Eugene Weekly : Visual Arts : 5.17.07

DIVA Hits on Four Burners
Photos and prints show off area talents
BY SUZI STEFFEN

Painting by Erik Johnson
Rail Signal by Michael Northup
The Village by Jayne Cookson
The Avenue by Jayne Cookson
Coming and Going by Scott Rook
Old Europe by Scott Rook
On the Shelf by Scott Rook
Stonehenge by Scott Rook
Milking by Erik Johnson
Line Dancing by Erik Johnson
Chewaucan River by Michael Northup
Mud Cracks by Michael Northup

The Downtown Initiative for the Visual Arts fills many roles, with its six galleries, noise concerts, art classes and more. But hey, we’re not community cheerleaders, or rather we’re not only community cheerleaders. We’re Art Critics. So, on to four of the shows in the galleries in May and June.

“Selected Vision,” a show of Michael Northup’s work, hangs in the small Members’ Gallery. In his artist’s statement, Northup writes that he studied at the UO in the 1960s but is largely self-taught and influenced by Edward Wilson and Ansel Adams. The sweep and, yes, the beauty of Northup’s eye for pattern and grand landscape makes the comparison explicit. Stand in the middle of the Members’ Gallery, and you’ll feel parched, the moisture seeping out of your body in the midst of desert scenes. Even the two water shots — including the swirling Chewaucan River, which gives the look of a firefly skating on top of the trout-filled water — don’t quite quench thirst brought by the photos of Death Valley. Even Rail Signal, a stunning little flight of fancy in which a balletic graffito sinks into the flaking paint of a rusting metal box, looks like the dry, cracked sands of Mud Cracks and Racetrack Sliding Rock. Sand Wing, a fantastical piece, catches the full meaning of Northup’s artist statement that he “abstracts an image from the field which attempts to represent or reproduce the original response.”

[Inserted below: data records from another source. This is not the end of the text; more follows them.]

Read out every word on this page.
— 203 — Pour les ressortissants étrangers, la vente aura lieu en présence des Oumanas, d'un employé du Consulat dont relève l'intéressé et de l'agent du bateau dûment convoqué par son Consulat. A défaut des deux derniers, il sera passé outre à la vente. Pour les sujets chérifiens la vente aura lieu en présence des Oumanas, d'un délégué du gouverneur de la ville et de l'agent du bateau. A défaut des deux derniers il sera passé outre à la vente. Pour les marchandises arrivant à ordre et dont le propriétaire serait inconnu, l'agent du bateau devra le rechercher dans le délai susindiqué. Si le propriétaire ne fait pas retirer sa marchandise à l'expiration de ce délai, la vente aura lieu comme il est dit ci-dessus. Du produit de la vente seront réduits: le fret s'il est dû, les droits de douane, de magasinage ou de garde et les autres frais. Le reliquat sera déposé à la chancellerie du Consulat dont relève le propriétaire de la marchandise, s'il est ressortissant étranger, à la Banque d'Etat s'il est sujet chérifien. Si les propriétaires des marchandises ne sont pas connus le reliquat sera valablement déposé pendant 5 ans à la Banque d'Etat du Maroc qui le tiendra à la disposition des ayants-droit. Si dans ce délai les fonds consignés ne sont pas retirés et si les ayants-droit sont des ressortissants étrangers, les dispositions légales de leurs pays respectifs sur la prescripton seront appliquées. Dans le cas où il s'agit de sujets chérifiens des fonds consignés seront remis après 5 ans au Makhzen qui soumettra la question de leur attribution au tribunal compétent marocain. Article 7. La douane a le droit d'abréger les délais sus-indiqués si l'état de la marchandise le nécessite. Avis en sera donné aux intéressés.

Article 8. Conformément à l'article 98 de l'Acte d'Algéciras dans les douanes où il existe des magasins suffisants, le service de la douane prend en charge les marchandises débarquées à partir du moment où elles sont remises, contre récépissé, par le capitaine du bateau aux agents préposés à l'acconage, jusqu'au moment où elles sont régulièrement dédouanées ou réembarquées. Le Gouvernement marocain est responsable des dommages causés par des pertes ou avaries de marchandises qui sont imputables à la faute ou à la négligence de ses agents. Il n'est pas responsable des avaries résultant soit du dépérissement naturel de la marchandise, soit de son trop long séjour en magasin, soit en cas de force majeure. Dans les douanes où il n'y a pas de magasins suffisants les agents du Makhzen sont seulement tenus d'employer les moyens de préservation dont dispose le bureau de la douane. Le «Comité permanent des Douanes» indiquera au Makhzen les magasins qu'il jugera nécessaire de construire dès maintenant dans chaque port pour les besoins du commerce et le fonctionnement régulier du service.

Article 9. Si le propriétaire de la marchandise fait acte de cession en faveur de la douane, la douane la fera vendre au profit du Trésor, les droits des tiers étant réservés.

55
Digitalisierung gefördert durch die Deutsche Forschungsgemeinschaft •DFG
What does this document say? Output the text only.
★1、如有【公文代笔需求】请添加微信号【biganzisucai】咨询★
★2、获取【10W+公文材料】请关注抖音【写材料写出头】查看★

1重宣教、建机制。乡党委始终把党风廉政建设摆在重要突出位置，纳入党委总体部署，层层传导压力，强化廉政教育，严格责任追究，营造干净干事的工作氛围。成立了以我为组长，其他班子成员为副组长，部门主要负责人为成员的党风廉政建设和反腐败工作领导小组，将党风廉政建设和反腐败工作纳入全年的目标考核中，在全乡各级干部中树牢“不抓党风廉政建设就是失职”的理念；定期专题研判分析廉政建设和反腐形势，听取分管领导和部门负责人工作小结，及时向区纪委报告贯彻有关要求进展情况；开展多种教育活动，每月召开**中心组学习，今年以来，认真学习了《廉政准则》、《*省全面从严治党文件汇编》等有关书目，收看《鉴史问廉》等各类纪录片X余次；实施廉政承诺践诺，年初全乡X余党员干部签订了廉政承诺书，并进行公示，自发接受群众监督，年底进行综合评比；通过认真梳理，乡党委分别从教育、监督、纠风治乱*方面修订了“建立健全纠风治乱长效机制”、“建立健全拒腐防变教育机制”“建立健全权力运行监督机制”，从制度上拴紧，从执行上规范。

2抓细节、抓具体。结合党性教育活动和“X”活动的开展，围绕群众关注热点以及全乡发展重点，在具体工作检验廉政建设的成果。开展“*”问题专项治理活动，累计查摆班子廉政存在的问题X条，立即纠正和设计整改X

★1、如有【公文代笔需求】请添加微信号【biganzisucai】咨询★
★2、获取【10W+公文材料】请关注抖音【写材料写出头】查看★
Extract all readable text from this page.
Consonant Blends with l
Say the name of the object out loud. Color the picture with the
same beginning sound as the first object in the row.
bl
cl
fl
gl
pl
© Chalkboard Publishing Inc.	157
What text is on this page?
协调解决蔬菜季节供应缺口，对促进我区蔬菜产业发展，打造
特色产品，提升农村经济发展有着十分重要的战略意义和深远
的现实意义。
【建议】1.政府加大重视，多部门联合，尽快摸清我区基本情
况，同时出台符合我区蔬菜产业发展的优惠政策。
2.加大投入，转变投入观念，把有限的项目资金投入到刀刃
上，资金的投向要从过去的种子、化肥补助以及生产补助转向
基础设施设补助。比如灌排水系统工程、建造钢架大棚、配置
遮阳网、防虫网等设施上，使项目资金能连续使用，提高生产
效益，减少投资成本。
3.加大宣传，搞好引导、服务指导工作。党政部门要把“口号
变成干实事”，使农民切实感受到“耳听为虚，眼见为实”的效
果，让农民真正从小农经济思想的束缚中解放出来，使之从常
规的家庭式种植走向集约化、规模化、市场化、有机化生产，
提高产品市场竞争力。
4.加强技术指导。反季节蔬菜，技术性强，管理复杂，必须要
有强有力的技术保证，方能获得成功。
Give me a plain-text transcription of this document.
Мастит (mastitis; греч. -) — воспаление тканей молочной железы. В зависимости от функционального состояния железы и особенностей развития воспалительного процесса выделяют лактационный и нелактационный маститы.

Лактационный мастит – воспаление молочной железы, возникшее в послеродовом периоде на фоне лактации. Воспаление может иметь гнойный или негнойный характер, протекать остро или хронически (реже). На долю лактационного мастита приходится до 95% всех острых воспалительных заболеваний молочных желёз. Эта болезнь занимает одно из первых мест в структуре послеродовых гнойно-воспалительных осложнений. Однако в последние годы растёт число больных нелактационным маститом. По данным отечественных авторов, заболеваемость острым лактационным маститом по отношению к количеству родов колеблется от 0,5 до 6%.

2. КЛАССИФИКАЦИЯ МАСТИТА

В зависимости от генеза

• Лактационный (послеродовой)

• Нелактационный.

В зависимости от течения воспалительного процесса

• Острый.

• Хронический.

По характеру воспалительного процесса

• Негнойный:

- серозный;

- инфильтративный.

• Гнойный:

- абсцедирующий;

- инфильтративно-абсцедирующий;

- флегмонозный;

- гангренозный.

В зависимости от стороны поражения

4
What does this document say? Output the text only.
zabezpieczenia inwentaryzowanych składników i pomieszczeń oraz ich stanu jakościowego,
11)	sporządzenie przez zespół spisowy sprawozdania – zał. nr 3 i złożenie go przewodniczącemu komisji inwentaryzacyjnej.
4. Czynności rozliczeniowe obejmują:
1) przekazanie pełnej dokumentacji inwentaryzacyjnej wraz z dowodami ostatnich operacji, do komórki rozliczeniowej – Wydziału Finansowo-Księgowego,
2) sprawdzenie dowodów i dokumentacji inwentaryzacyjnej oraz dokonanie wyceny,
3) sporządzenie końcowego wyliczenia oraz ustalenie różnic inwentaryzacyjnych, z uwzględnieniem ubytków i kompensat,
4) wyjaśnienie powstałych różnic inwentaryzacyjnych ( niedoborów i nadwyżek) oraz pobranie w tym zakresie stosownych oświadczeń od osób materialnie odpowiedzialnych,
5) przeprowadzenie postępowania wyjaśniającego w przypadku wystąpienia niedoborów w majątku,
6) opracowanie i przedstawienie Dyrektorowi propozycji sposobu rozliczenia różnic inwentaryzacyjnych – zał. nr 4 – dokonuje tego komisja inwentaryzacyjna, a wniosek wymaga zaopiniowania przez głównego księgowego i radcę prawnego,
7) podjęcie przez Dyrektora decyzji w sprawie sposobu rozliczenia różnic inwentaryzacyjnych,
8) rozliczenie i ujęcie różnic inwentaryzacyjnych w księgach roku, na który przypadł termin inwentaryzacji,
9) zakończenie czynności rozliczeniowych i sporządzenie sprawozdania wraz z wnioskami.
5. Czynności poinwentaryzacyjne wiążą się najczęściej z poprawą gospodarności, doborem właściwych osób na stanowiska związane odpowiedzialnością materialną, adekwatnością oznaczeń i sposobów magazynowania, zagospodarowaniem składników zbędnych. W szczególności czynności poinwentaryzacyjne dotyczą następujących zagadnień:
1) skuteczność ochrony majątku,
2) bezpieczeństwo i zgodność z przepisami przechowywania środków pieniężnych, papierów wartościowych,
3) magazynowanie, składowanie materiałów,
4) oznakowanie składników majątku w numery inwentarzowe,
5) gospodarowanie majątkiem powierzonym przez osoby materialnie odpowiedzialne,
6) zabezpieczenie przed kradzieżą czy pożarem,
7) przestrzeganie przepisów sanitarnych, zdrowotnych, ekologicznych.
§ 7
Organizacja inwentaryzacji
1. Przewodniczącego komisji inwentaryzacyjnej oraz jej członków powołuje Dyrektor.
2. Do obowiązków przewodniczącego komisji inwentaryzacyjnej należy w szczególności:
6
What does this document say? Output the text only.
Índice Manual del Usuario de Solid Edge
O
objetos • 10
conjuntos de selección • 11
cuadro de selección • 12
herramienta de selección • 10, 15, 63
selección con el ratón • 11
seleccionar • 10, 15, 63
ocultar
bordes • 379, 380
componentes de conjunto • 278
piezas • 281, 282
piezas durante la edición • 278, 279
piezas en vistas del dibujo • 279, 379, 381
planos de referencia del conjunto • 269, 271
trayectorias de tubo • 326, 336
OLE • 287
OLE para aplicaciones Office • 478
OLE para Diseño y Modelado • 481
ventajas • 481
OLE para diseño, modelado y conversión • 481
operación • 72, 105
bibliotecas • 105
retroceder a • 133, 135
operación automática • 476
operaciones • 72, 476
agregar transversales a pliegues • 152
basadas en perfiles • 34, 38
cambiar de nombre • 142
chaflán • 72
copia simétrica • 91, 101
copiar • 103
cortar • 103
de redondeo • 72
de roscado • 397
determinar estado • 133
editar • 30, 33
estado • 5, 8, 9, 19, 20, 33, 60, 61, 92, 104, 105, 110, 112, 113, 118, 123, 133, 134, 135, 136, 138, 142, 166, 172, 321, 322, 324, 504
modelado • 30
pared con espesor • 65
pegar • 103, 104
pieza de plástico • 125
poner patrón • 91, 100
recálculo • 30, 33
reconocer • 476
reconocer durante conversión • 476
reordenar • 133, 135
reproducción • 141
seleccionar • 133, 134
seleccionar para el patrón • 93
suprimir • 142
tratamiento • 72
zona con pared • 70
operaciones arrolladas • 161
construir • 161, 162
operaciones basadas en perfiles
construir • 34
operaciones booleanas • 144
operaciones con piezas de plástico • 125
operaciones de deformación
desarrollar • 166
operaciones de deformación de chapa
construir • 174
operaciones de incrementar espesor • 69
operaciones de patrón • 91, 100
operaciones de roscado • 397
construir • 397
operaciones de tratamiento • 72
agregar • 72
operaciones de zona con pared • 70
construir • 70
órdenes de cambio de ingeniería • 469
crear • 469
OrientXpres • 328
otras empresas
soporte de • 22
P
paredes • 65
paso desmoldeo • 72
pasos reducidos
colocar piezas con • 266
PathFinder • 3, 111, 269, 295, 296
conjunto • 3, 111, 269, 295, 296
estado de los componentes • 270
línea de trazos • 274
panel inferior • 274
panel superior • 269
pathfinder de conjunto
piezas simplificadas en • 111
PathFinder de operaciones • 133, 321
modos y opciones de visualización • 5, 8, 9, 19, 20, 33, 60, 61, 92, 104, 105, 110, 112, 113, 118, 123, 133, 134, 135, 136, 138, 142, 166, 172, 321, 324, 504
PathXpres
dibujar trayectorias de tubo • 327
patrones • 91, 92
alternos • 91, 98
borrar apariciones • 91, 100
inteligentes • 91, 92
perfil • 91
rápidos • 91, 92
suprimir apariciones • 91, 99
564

In the other photographic exhibit, Portland’s Scott Rook uses skills gained in years of commercial photography to manipulate photographic images of his travels. The show is called “All Trains Go to Embankment,” but few images of London line the walls. Instead, there’s a humorous shot, Stonehenge, with the ancient and massive stone circle balanced with a contemporary, if broken down, implement encased in a box. In On the Shelf, busts of Lenin lie abandoned across an old shelf in Bucharest, Romania, where they’re no longer needed. In the goofily titled Coming and Going, two Parisian bikes stand next to each other, locked up in opposite directions. And the softly focused, gorgeously colored Old Europe, the Louvre looms on either side, its Pei pyramides inviting the blurred, indistinct figures into the center. The material, giclée on watercolor paper, gives the work a wistful, misty quality, but it’s a fun little show, affectionate and lovely.

The travel theme dominates Jayne Cookson’s “Some Incredible Journeys.” The artist, a printmaker whose work in this show comes from lino-reductions, left to study in Paris after she graduated with a B.A. from the UO. On her way back to Oregon, she stopped in New York to study with the director of graphic arts at NYU. So this show is almost entirely dominated by prints depicting Paris, New York and a few other sites in France and Italy. In Vue de Mon Appartement II, Cookson’s Matisse-like rendering of flowers and the contents of her Parisian room struggle for unity with a yellow spire just outside the window. It’s powerful and not quite unified, but Cookson was learning: Works like The Avenue and The Village, in her group called New York Suite, nod to Stuart Davis’ New York prints (in a more orderly style). Pastels balanced with touches of bright warm colors dominate the highly patterned works; a staircase in The Village plays its saturated yellow thread against a blue background. And in Siena, deep orange and yellow permeate the print, with soft muddy purple providing the contrast for this terra-cotta warmth.

A sunnier yellow dominates the room next door, where Erik Johnson’s “Recent and Early Images” hang. Johnson is a former digital animator who said at the opening that if we had seen any cartoons or animated movies, we had undoubtedly seen his work before. But not like this. Bright yellow frames bring forward his 1970s sketches, scanned for laser printing in the mid-2000s. Some of the most delightful pieces include Line Dancing, a lyrical bow to Matisse and a picture of kinetic joy, and Floating, a tiny work that intensely conveys its subject matter. Milking and Painting (the man likes his verbs unadorned) show off Johnson’s mastery of draughtsmanship with the solid figures of workers at their jobs. Two older works, large-scale oil paintings, hang opposite the prints, and both of them project the early 1970s loneliness and disconnect that filled, for instance, the movie The Ice Storm.

“Selected Visions” is up through May 26; the others stay up through June 30 at DIVA, 110 W. Broadway.